I. LE CONTEXTE DU PROJET DE LOI : LE DÉVELOPPEMENT D'UN SENTIMENT D'INSÉCURITÉ LIÉ À LA MULTIPLICATION DU NOMBRE DE CHIENS POTENTIELLEMENT DANGEREUX
L'existence d'animaux dangereux n'est pas un phénomène nouveau et fait déjà l'objet de nombreuses dispositions répressives et préventives. Ces dispositions s'avèrent cependant aujourd'hui insuffisantes face aux comportements de personnes, notamment parmi les jeunes résidant dans les zones urbaines, pour qui le chien n'est pas un animal de compagnie ni même un instrument de défense, mais un signe extérieur de puissance.
A. LE DROIT EXISTANT
1. Les sanctions à l'encontre du gardien de l'animal agressif
a) La mise en jeu de la responsabilité civile.
Aux termes de l'article 1385 du code civil, "
le
propriétaire d'un animal, ou celui qui s'en sert, pendant qu'il est
à son usage, est responsable du dommage que l'animal a causé,
soit que l'animal fût sous sa garde, soit qu'il fût
égaré ou échappé
".
Ce texte édicte une responsabilité plus sévère que
celle qui résulte du droit commun de la responsabilité civile
(article 1382).
En effet, depuis un arrêt de la Cour de cassation en date du
27 octobre 1885, la jurisprudence considère que le gardien ne peut
prouver son absence de faute dans la garde de l'animal.
Il est bien entendu nécessaire que le fait de l'animal soit la cause du
dommage.

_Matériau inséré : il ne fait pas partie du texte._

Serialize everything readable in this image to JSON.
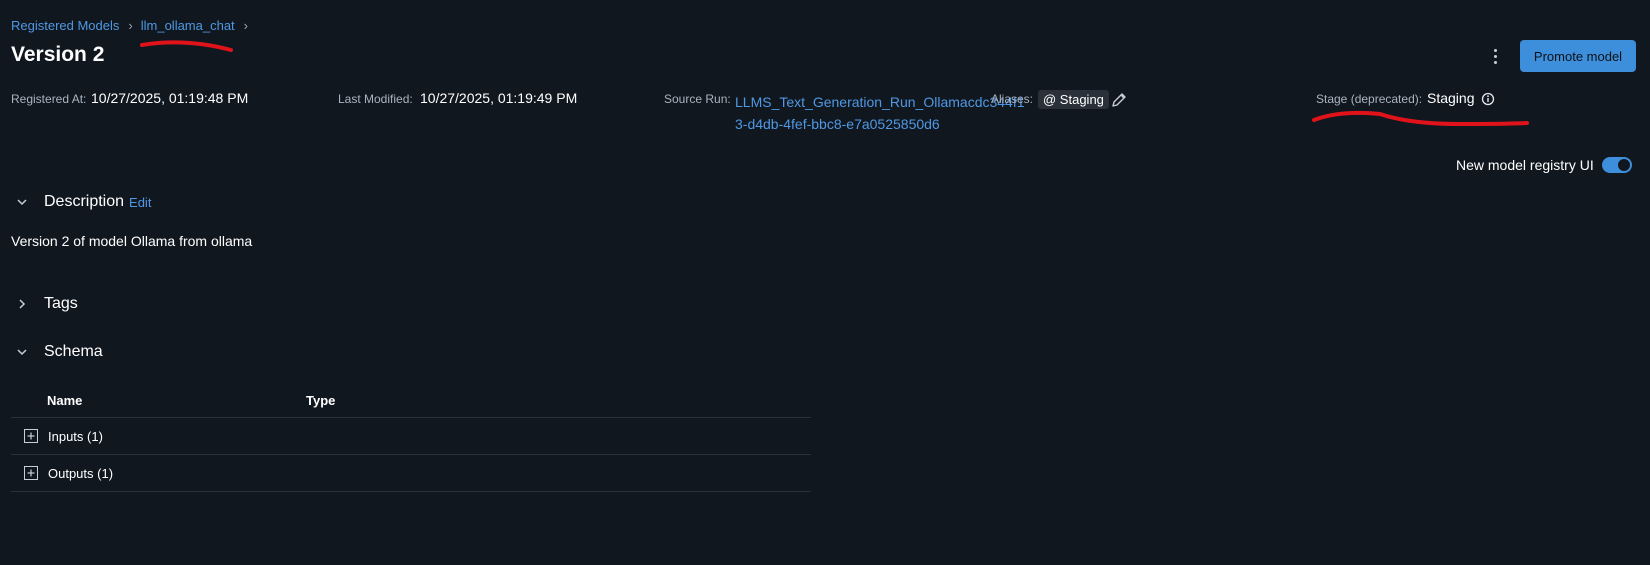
{
  "breadcrumb": {
    "root": "Registered Models",
    "model": "llm_ollama_chat"
  },
  "page": {
    "title": "Version 2"
  },
  "actions": {
    "promote_label": "Promote model",
    "menu_icon": "kebab-menu-icon"
  },
  "meta": {
    "registered_at_label": "Registered At:",
    "registered_at_value": "10/27/2025, 01:19:48 PM",
    "last_modified_label": "Last Modified:",
    "last_modified_value": "10/27/2025, 01:19:49 PM",
    "source_run_label": "Source Run:",
    "source_run_value": "LLMS_Text_Generation_Run_Ollamacdc344f13-d4db-4fef-bbc8-e7a0525850d6",
    "aliases_label": "Aliases:",
    "alias_value": "@ Staging",
    "stage_label": "Stage (deprecated):",
    "stage_value": "Staging"
  },
  "toggle": {
    "label": "New model registry UI",
    "enabled": true
  },
  "description": {
    "header": "Description",
    "edit_label": "Edit",
    "text": "Version 2 of model Ollama from ollama"
  },
  "tags": {
    "header": "Tags"
  },
  "schema": {
    "header": "Schema",
    "columns": [
      "Name",
      "Type"
    ],
    "rows": [
      {
        "name": "Inputs (1)"
      },
      {
        "name": "Outputs (1)"
      }
    ]
  },
  "colors": {
    "background": "#11171f",
    "link": "#4f98e3",
    "primary_button": "#3d8fdb",
    "annotation": "#e0131b"
  }
}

Le gardien peut donc renverser la présomption de l'article 1385
en prouvant que le dommage résulte soit d'un cas de force majeure ou du
fait d'un tiers soit du fait de la victime.
b) Les sanctions pénales
La partie réglementaire du code pénal contient
deux séries de dispositions prévoyant des contraventions
spécifiques à l'encontre du gardien d'un animal dangereux.
-
L'excitation et la non-retenue d'un animal agressif
Aux termes de l'article R.623-3 du code pénal : "
Le fait,
par le gardien d'un animal susceptible de présenter un danger pour les
personnes, d'exciter ou de ne pas retenir cet animal lorsqu'il attaque ou
poursuit un passant, alors même qu'il n'en est résulté
aucun dommage, est puni de l'amende prévue pour les contraventions de la
3e classe
(soit 3000 F au plus).
" En cas de condamnation du propriétaire de l'animal ou si le
propriétaire est inconnu, le tribunal peut décider de remettre
l'animal à une oeuvre de protection animale reconnue d'utilité
publique ou déclarée, laquelle pourra librement en
disposer
".
- La divagation d'un animal dangereux
Selon le premier alinéa de l'article R. 622-2 du code pénal
"
le fait, par le gardien d'un animal susceptible de présenter
un danger pour les personnes, de laisser divaguer cet animal, est puni de
l'amende prévue pour les contraventions de la 2e classe "
(soit
1000 F au plus). Le second alinéa prévoit, comme
précédemment, la remise de l'animal à une oeuvre de
protection animale.
Indépendamment des sanctions spécifiques prévues par le
code pénal, les juridictions ont appliqué aux
propriétaires d'animaux agressifs les sanctions prévues pour des
infractions n'impliquant pas nécessairement la présence de tels
animaux.
Ainsi, en 1967, la chambre criminelle de la Cour de cassation a
été saisie d'une affaire dans laquelle les prévenus
avaient lancé leur chien contre la victime, les morsures de l'animal
ayant entraîné une incapacité totale de travail de plus de
huit jours.
Elle a jugé que, "
les prévenus ayant pris l'initiative
de lancer leur chien
", le
délit de blessures
volontaires
(et non la simple excitation de l'animal) était
constitué.
Par ailleurs, le nouveau code pénal comprend un article 223-1 qui
sanctionne d'un an d'emprisonnement et de 100 000 F d'amende "
le fait
d'exposer directement autrui à un risque de mort ou de blessures de
nature à entraîner une mutilation ou une infirmité
permanente par la violation manifestement délibérée d'une
obligation particulière de sécurité ou de prudence
imposée par la loi ou le règlement
".
Comme le souligne la circulaire d'application du 14 mai 1993, "
le
délit de risques causés à autrui est constitué en
l'absence de tout résultat dommageable
".
Cette disposition a été appliquée par la Cour d'appel de
Paris (9 novembre 1995) à la gardienne d'animaux dangereux qui fut
condamnée à huit mois d'emprisonnement ferme.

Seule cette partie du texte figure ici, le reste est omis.